The next morning, Dorothy returned from her run bearing a stack of newspapers in her arms, somewhat tentatively, like she was carrying someone else’s baby. She dropped it heavily onto the island. “Since when do we subscribe to The Guardian?” she asked. “And The New York Times?” The dad looked up from his phone in confusion. He did recall making a few late-night donations to the NRDC and the Southern Poverty Law Center, but he’d forgotten all about the newspapers. “You know there’s this thing called a digital subscription,” she remarked as she opened the refrigerator. He moved out of her way. “That’s what I did with The Washington Post,” he said, remembering now. “Because they don’t deliver outside the D.C. area.”

“In a week this place is going to look like a hoarder’s house,” Dorothy predicted. “Piles of newspaper everywhere.”

“I just think it’s important to model,” the dad said, looking meaningfully in the direction of the sofa. “Model where we get our information from.”

He half expected his daughter’s head to pop up like a groundhog’s at the mention of “model.” Kendall Jenner? Gigi Hadid? No, not that kind of model, he heard himself saying wearily over a laugh track.
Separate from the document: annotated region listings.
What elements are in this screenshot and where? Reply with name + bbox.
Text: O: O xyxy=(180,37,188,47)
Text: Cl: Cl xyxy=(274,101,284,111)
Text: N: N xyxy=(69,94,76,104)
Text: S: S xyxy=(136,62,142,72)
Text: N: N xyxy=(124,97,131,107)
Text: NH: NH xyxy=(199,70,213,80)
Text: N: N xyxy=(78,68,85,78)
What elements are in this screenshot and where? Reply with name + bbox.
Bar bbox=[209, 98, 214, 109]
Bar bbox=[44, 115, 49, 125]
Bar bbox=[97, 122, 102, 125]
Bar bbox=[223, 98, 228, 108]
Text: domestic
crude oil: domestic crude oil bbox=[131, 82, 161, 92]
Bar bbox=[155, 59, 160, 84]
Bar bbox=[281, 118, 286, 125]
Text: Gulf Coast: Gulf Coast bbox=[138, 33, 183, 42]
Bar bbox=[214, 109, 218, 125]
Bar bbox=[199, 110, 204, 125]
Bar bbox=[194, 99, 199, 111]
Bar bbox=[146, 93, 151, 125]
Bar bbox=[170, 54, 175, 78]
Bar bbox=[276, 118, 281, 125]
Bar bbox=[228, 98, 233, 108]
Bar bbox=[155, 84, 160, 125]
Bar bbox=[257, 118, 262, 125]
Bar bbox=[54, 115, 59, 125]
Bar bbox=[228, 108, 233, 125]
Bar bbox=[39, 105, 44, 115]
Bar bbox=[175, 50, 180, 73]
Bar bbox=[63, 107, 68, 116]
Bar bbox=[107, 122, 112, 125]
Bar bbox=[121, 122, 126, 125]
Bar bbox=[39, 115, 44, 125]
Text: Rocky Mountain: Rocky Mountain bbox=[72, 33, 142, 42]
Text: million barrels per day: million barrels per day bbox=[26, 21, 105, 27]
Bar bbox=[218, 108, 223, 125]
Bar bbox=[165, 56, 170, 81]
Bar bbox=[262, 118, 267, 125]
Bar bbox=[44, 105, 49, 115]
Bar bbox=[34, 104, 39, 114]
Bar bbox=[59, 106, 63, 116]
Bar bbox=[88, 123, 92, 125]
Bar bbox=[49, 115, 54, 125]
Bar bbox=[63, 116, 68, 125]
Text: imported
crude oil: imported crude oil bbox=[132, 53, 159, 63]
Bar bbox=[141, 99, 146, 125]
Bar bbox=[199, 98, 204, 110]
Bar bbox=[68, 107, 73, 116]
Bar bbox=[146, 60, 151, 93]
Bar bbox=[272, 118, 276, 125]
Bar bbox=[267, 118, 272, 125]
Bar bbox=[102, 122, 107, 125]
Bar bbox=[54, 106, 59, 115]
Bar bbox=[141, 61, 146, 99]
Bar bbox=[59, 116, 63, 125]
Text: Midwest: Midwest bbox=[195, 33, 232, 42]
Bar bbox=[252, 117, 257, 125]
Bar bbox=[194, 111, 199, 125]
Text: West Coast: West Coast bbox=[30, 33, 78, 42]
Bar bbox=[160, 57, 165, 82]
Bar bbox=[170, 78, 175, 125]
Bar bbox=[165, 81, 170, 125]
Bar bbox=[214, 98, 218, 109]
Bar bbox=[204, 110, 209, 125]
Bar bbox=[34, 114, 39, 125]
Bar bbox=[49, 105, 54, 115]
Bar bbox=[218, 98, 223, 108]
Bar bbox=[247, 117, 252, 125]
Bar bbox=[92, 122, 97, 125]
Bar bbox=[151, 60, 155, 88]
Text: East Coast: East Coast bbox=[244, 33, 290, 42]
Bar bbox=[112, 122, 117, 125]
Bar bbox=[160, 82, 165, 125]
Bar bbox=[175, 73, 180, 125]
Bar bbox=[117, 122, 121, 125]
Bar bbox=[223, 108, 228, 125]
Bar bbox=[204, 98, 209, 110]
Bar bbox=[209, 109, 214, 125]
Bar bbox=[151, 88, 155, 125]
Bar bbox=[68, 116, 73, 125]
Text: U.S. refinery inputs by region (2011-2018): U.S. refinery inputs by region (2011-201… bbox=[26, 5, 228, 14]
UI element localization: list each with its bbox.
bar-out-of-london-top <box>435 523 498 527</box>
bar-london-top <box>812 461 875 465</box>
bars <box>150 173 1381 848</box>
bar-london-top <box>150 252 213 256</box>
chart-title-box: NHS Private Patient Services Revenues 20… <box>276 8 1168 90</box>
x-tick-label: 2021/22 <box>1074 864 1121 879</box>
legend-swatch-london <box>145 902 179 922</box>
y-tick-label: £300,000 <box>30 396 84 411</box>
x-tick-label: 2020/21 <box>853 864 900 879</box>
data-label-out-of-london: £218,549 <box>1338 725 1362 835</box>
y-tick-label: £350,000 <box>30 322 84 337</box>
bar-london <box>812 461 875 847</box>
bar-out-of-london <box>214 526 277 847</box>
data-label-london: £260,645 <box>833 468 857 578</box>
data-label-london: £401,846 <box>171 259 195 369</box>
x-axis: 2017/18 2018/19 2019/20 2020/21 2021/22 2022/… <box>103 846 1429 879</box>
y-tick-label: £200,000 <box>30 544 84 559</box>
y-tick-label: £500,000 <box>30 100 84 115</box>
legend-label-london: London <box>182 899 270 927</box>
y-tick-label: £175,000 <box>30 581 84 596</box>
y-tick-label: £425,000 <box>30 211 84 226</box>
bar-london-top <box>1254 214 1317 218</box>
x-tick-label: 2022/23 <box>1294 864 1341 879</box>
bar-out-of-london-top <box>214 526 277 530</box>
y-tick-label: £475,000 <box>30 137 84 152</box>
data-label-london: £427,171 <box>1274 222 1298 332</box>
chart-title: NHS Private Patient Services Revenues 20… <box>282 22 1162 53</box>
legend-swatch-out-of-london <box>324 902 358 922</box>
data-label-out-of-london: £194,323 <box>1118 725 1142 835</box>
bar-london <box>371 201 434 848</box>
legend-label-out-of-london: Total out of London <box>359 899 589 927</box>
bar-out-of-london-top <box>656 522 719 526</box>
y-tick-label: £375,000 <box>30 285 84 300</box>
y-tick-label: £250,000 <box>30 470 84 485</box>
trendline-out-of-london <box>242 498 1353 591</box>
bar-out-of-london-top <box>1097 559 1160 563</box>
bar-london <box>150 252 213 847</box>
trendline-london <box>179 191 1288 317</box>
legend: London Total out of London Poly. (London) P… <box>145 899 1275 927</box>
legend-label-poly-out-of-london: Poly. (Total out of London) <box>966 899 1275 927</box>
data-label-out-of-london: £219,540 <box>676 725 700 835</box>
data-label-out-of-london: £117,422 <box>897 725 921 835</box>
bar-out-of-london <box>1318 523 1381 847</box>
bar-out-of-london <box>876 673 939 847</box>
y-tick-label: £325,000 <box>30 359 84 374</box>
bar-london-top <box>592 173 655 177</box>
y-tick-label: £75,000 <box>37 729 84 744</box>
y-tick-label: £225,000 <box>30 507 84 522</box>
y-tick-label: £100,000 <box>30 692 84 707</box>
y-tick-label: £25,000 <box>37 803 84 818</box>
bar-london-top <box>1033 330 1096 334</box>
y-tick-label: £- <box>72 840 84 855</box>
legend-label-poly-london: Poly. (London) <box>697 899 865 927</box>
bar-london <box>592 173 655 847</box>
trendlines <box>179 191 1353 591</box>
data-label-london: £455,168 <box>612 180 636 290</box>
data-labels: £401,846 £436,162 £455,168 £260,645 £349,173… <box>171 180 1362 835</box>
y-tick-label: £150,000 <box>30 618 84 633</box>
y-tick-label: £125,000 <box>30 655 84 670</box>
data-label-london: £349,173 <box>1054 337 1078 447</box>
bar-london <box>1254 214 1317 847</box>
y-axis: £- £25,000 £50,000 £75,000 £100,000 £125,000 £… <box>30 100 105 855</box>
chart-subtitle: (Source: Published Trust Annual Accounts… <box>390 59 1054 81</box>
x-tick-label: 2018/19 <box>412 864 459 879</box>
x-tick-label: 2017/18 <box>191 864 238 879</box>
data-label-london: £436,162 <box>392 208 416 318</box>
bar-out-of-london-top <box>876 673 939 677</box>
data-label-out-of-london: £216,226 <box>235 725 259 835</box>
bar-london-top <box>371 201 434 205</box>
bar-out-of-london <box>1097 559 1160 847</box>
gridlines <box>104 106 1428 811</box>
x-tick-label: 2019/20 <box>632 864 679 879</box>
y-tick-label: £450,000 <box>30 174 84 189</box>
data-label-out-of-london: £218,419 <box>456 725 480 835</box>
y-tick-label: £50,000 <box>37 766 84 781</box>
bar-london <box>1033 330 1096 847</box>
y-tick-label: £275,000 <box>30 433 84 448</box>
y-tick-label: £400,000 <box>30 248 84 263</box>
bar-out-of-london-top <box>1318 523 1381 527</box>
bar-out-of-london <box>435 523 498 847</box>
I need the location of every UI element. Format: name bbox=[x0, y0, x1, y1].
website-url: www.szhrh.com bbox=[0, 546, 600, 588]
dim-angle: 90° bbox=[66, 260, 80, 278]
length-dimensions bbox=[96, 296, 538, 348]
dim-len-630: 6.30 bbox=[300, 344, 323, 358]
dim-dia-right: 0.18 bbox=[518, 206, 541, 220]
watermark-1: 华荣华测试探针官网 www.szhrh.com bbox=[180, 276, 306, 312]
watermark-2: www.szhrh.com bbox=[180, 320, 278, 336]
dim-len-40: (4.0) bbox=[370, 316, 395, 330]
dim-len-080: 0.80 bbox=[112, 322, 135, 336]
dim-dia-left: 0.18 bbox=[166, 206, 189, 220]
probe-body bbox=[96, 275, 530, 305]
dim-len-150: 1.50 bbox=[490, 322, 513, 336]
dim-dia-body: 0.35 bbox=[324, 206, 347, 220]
Dorothy handed him a glass of juice. “Stop looking so pious,” she said. “I agree with you.”

New post: a hand holding a clear plastic Starbucks cup filled with a liquid the color of Pepto-Bismol. In it floated small chunks of something red.

“Do you think this is full of caffeine?” Dorothy asked, her screen tilted in his direction. Though they’d made a reservation, their table wasn’t ready. They stood wedged into the little area by the door where umbrellas would have gone if it had been raining. “Who knows what they actually put in their drinks.”